Lúcia não disse nada, calma assistia o desfilar de pratos, panos
e copos a sua frente. Tão pouco mostrou-se contrariada ao ver seus perfumes,
pós e batons despojadamente jogados numa sacola velha num canto qualquer
da pequena cozinha. A campanhia soou na hora combinada com os entregadores da
loja, que apressados mal esperaram Guilherme abrir a porta e conduziram suas
compras para a sala de estar para, em seguida, desaparecerem. Seu rosto corou
ao ver a bela jovem loira, cujos olhos verdes o seduziram já num primeiro
contato na loja.
Como estava ela vestida aquele dia?- lembrava-se claramente, num blazer e saia
purpura que pareciam excepcionalmente talhados para suas formas. Conduziu-a
para o sofá velho e lá procurou acomoda-la. Seus cabelos cintilavam
ao serem tocados pelos últimos raios do pôr-do-sol, que teimavam
em entrar na casa por uma das janelas abertas . O sorriso em seus lábios
demonstrava sua felicidade, pelo menos para Guilherme.
Sim, disse Guilherme para si mesmo, esta é a mulher da minha vida! Apressadamente
procurou nas sacolas pelas roupas que comprou...qualquer coisa combinaria melhor
com sua amada que jeans e camiseta. Foi ai que notou os pés desnudos
da moça! Um pequeno detalhe em que não pensara mas que pela manhã
ou no mais tardar no final do expediente do dia seguinte seria sanado, prontamente
dispôs-se a comprar um belo par de sapatos que combinassem com os olhos
dela. Por enquanto, teria que contentar-se com os velhos chinelos de Lúcia.
Entre uma frase e outra arrumou a mesa para o jantar. De onde estava via Lúcia
sentada na cozinha pateticamente. Conduziu o manequim de mulher vestido em suas
novas roupas para a cadeira, colocou-lhe o guardanapo no colo e pediu-lhe licença.

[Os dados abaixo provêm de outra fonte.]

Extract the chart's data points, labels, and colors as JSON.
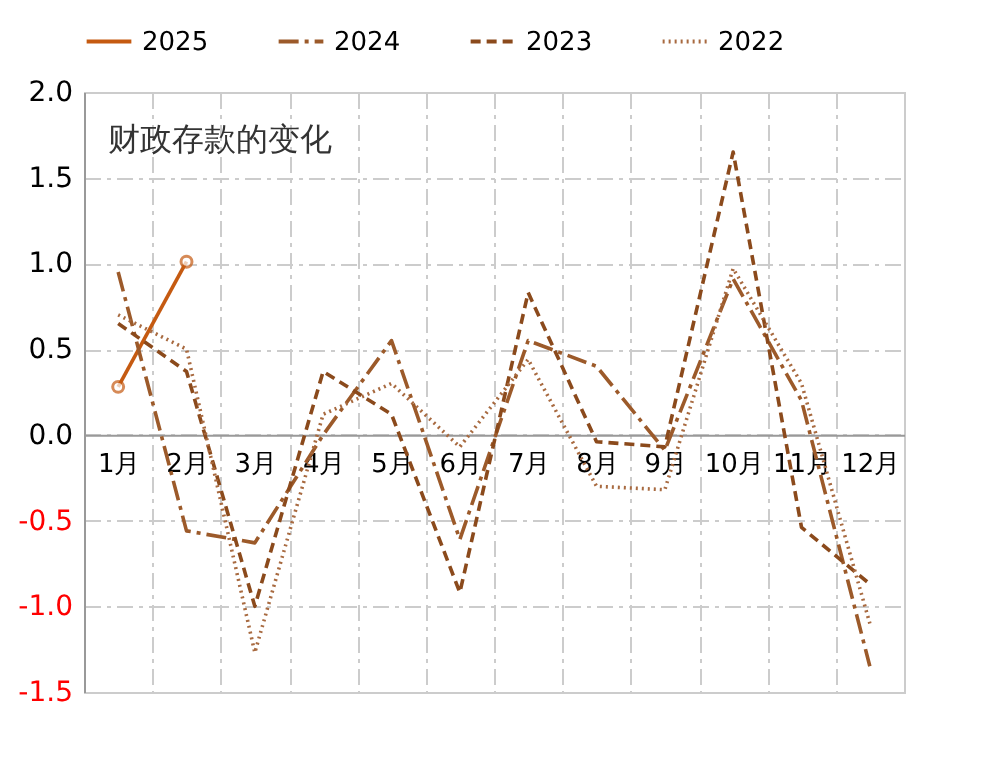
{
  "chart_data": {
    "type": "line",
    "title": "财政存款的变化",
    "categories": [
      "1月",
      "2月",
      "3月",
      "4月",
      "5月",
      "6月",
      "7月",
      "8月",
      "9月",
      "10月",
      "11月",
      "12月"
    ],
    "series": [
      {
        "name": "2025",
        "color": "#c55a11",
        "line_style": "solid",
        "marker": "circle",
        "values": [
          0.28,
          1.01,
          null,
          null,
          null,
          null,
          null,
          null,
          null,
          null,
          null,
          null
        ]
      },
      {
        "name": "2024",
        "color": "#9c5a2a",
        "line_style": "dashdot",
        "marker": "none",
        "values": [
          0.95,
          -0.56,
          -0.63,
          0.0,
          0.55,
          -0.61,
          0.55,
          0.4,
          -0.09,
          0.91,
          0.2,
          -1.35
        ]
      },
      {
        "name": "2023",
        "color": "#8b4a1c",
        "line_style": "dashed",
        "marker": "none",
        "values": [
          0.65,
          0.37,
          -1.0,
          0.37,
          0.12,
          -0.92,
          0.83,
          -0.04,
          -0.07,
          1.65,
          -0.54,
          -0.87
        ]
      },
      {
        "name": "2022",
        "color": "#a86a40",
        "line_style": "dotted",
        "marker": "none",
        "values": [
          0.7,
          0.5,
          -1.27,
          0.12,
          0.3,
          -0.07,
          0.44,
          -0.3,
          -0.32,
          0.97,
          0.3,
          -1.1
        ]
      }
    ],
    "ylim": [
      -1.5,
      2.0
    ],
    "yticks": [
      {
        "value": -1.5,
        "label": "-1.5"
      },
      {
        "value": -1,
        "label": "-1.0"
      },
      -0.5,
      {
        "value": 0,
        "label": "0.0"
      },
      0.5,
      {
        "value": 1,
        "label": "1.0"
      },
      1.5,
      {
        "value": 2,
        "label": "2.0"
      }
    ],
    "grid": true,
    "legend": "top"
  }
}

A suave brisa de verão que entrava pela porta aberta da cozinha indicava-lhe,
claramente, que já era passado das dezenove horas. Portanto, o momento
mais adequado para conduzir Lúcia, a velha boneca inflavel que adquira
num Sex-shopping há mais de cinco anos, para o velho deposito no porão.
Apressou-se em faze-lo e lá a deixou, sobre um amontoado de trastes velhos
qualquer.
Talvez um dia voltasse a procura-la, mas no momento sua preocupação
maior era com que nome batizaria sua nova paixão.